Mikodez fiddled with one of the leaves of his green onion. “Fine,” he said, “but never say I didn’t give you good advice.”
“If you two are quite finished,” Iruja said without raising her voice. “Mikodez, I’ll need you to monitor the situation. Don’t intervene as long as Jedao makes no play against us, and especially leave him alone if he’s fighting the Hafn.”
“I have a useful number of shadowmoths moving into position,” Mikodez said. “Trust me, their commanders have as little interest in getting into a firefight with Jedao as I do.”
Psa grunted. “I’ve seen you at the firing range, Mikodez. I’d give you even odds.”
“Very flattering,” Mikodez said demurely, “but while Jedao has demonstrated that his solution to a man with a gun is shoot it out of his hand—the kind of idiot stunt I tell my operatives to avoid attempting—my solution is not to be in the same damn room to begin with.”
Andan Shandal Yeng was smiling. “I’m glad we have a course of action, regardless.”
Mikodez kept his expression noncommittal. He’d caught Kel Tsoro’s eyes flickering several times. She and Shandal Yeng had definitely been holding that side conversation. Both used kinesics and protocol programs to smooth things like that, but Mikodez had bypassed them ages ago. Both hexarchs would have been better served lying the old-fashioned way, not that he was about to inform them.
“One last thing,” Iruja said. “Faian, how’s progress on the immortality process?”
“Kujen’s notes are a mess,” Faian said. She meant the ones she had stolen from him, on the grounds that she would rather not accidentally recreate something as unappetizing as the black cradle that had once caged Jedao. It wasn’t so much that Kujen was disorganized—quite the contrary. The man was meticulous about everything. The reports that he sent to the other hexarchs, before he’d vanished, were flawlessly organized and proofread, models of clarity. But his private notes, on projects that he didn’t mean to share with anyone else, took a great deal of decoding because he recorded them in a personal shorthand and his genius made it difficult (so Faian had explained once) to follow the odd jagged leaps of intuition.
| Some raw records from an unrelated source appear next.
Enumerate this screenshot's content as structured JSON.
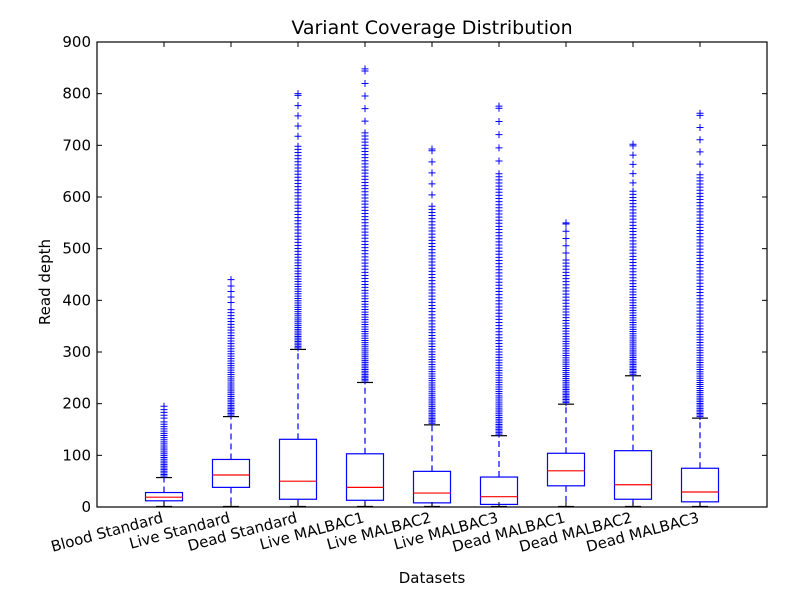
{
  "chart_data": {
    "type": "boxplot",
    "title": "Variant Coverage Distribution",
    "xlabel": "Datasets",
    "ylabel": "Read depth",
    "ylim": [
      0,
      900
    ],
    "yticks": [
      0,
      100,
      200,
      300,
      400,
      500,
      600,
      700,
      800,
      900
    ],
    "grid": false,
    "colors": {
      "box": "#0000ff",
      "median": "#ff0000",
      "outlier": "#0000ff",
      "axes": "#000000"
    },
    "categories": [
      "Blood Standard",
      "Live Standard",
      "Dead Standard",
      "Live MALBAC1",
      "Live MALBAC2",
      "Live MALBAC3",
      "Dead MALBAC1",
      "Dead MALBAC2",
      "Dead MALBAC3"
    ],
    "boxes": [
      {
        "name": "Blood Standard",
        "whisker_low": 1,
        "q1": 12,
        "median": 19,
        "q3": 28,
        "whisker_high": 57,
        "outlier_max": 195
      },
      {
        "name": "Live Standard",
        "whisker_low": 1,
        "q1": 38,
        "median": 62,
        "q3": 92,
        "whisker_high": 175,
        "outlier_max": 440
      },
      {
        "name": "Dead Standard",
        "whisker_low": 1,
        "q1": 15,
        "median": 50,
        "q3": 131,
        "whisker_high": 305,
        "outlier_max": 800
      },
      {
        "name": "Live MALBAC1",
        "whisker_low": 1,
        "q1": 13,
        "median": 38,
        "q3": 103,
        "whisker_high": 241,
        "outlier_max": 848
      },
      {
        "name": "Live MALBAC2",
        "whisker_low": 1,
        "q1": 8,
        "median": 27,
        "q3": 69,
        "whisker_high": 159,
        "outlier_max": 693
      },
      {
        "name": "Live MALBAC3",
        "whisker_low": 1,
        "q1": 5,
        "median": 20,
        "q3": 58,
        "whisker_high": 138,
        "outlier_max": 776
      },
      {
        "name": "Dead MALBAC1",
        "whisker_low": 1,
        "q1": 41,
        "median": 70,
        "q3": 104,
        "whisker_high": 199,
        "outlier_max": 550
      },
      {
        "name": "Dead MALBAC2",
        "whisker_low": 1,
        "q1": 15,
        "median": 43,
        "q3": 109,
        "whisker_high": 254,
        "outlier_max": 702
      },
      {
        "name": "Dead MALBAC3",
        "whisker_low": 1,
        "q1": 10,
        "median": 29,
        "q3": 75,
        "whisker_high": 172,
        "outlier_max": 762
      }
    ]
  }
}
Faian went over some of the recent technical difficulties, addressing herself mostly to Iruja, who had the background necessary to follow her. Mikodez simply recorded the details to run by his staff later. Watching everyone else tie themselves up in knots about the prospect of living forever had its entertainment value, not that he meant to let on.
The conference wrapped up after that. Soon Mikodez was left alone with his green onion. It was clear that the other hexarchs were going to make hash of their attempts to control Jedao. Mikodez supposed that no one had been thinking clearly after Hellspin Fortress, but the long-dead Kel and Shuos heptarchs had a lot to answer for. In what universe was keeping an insane undead general as an attack dog a good idea?
On the other hand, wrangling hexarchs had grown tedious. The fact that Jedao had slipped his leash gave Mikodez a new challenge. While he went over the transcript of Tsoro and Shandal Yeng’s conversation, he called up a set of files he had poached from Nirai Kujen, back when. He’d be reviewing those next.